A Washington, DC, wedding photographer spends most of a marriage celebration focused on the bride and groom. They are the reason every one is at the wedding venue, after all. And more importantly for DC wedding photographers, they are usually the clients. Getting lots of pictures of bride and groom is usually the soundest business strategy. We have yet to have newlyweds complain that we have taken too many photographs of them!
Jokes aside, it is also important to capture lots of images of the couple’s friends and family. Every DC bride and groom wants to look back at their wedding and see those closest to them enjoying themselves. They want to reminisce about the moments they shared in Washington, DC, with their parents, siblings, other relatives and friends. So obviously, their photo album needs to have a lot of photos of the people they have invited to the wedding.
For that reason, we try to make sure to include more people than just the bride and groom in our photos. It is an approach that has benefits beyond just giving newlyweds pictures of their loved ones. The interactions among future spouses and those closest to them often makes for some beautiful wedding photography. Pictures of bridesmaids tearing up when they see their sister/cousin/friend in her wedding dress are hard to beat. Similarly, the moment when the father of the bride delivers his little girl to the altar can be a priceless photograph.The reality of photographing a Washington wedding, though, means that the bride and groom our our first priority. This is particularly true during the getting-ready and ceremony portions of a marital event. Even when taking pictures of other wedding attendees, DC wedding photographers need to keep an eye on the bride and groom. A Washington, DC, wedding photographer needs to be ready to change their focus instantaneously should the situation demand it.

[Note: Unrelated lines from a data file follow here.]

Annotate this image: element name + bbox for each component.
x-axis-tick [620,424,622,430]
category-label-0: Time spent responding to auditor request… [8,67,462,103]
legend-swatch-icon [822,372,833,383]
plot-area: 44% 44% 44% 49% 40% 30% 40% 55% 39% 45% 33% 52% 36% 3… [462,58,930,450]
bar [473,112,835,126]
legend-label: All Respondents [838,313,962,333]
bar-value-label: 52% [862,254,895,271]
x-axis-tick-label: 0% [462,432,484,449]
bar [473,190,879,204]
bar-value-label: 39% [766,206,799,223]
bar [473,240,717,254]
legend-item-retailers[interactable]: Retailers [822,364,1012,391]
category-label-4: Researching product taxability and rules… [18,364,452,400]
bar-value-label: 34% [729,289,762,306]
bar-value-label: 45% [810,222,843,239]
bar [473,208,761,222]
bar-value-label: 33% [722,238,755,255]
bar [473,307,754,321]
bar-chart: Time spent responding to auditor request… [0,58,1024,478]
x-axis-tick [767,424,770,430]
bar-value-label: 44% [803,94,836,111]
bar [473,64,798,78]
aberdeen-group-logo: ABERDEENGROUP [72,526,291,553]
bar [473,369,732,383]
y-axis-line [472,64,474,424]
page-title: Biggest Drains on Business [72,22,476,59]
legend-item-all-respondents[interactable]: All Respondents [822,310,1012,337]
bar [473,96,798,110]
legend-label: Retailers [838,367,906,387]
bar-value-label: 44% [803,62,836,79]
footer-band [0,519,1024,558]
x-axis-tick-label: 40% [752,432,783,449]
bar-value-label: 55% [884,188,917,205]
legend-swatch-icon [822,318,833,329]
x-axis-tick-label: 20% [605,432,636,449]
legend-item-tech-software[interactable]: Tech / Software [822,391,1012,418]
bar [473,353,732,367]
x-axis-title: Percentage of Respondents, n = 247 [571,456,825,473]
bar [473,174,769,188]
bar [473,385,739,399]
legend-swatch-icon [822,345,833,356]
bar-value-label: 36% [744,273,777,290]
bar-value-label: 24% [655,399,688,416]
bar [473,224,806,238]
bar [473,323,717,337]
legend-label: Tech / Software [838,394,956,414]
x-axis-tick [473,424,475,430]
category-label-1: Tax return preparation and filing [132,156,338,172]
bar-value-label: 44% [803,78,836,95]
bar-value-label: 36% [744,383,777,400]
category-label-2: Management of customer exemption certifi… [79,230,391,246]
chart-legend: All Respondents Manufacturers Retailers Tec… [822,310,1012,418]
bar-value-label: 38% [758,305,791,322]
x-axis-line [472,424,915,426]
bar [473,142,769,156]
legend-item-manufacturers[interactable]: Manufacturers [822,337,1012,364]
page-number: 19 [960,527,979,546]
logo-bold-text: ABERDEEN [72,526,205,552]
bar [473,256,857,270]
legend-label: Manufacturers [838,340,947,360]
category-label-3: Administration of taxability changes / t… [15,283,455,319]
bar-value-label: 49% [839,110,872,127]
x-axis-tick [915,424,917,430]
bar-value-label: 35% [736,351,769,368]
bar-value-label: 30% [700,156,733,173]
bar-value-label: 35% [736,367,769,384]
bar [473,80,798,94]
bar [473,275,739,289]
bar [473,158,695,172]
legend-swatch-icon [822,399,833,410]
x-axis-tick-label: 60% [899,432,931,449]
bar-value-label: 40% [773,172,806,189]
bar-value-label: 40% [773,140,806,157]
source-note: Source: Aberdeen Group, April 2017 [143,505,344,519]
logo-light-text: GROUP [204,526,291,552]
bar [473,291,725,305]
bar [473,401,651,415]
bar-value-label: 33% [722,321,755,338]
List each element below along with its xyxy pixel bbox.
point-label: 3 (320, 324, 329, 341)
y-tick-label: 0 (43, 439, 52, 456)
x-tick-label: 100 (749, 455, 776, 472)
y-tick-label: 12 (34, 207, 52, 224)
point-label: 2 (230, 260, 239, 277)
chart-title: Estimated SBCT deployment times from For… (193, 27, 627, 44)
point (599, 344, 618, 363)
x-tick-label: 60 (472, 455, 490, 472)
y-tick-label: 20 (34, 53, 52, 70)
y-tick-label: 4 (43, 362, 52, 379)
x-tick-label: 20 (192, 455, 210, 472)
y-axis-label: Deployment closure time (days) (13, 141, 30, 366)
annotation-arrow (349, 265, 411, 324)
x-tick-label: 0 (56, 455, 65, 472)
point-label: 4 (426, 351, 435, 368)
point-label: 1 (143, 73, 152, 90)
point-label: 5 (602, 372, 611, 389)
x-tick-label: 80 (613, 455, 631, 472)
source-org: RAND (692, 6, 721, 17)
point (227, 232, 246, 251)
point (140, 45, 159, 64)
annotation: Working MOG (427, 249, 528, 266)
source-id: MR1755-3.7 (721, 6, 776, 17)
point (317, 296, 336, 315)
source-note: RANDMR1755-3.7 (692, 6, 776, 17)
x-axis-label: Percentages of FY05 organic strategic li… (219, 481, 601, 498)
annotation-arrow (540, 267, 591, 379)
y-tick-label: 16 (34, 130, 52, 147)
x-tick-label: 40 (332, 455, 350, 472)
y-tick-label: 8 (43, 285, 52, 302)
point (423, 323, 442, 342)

The need to concentrate on the couple diminishes a bit after the newlyweds tie the knot. Most wedding receptions in the Nation’s Capital are less structured than other parts of a marriage celebration. They are certainly looser that ceremonies, which generally follow a strict schedule. The only set events in a reception are typically the first dances, speeches and cake-cutting. Once those are finished, wedding guests are free to celebrate the newlyweds’ marriage in whatever way they would like.
The couple, by contrast, often spends that portion of their wedding day going from table to table greeting their guests. Getting pictures of that matters a lot, of course, and we always make sure to do so. It is a fairly slow process, though, so we often drift between that and the dance floor. Photos of the newlyweds are important, but the dancing is where all the action is.
That was certainly the case at this wedding in suburban Washington, DC. The bride and groom exchanged their vows at Woodlawn Manor, a lovely rustic wedding venue not far from the Nation’s Capital. After a charming outdoor ceremony, the wedding attendees went to a spacious tent on the manor’s lawn for the reception.
Loosened up by the freely flowing drinks, the fun-loving crowd shouted, sang and danced the night away. As you can see in this photo, even the groom’s mother joined in the party. She was all over the dance floor, celebrating her son’s nuptials with great gusto. When we took this particular picture, she was leading the crowd in a raucous sing- and dance-along. The wedding DJ was playing, “Shout,” a staple of many a wedding reception. She took the song’s exhortation very seriously and tried to be the loudest voice in the room. We watched her and took a picture at just the right moment.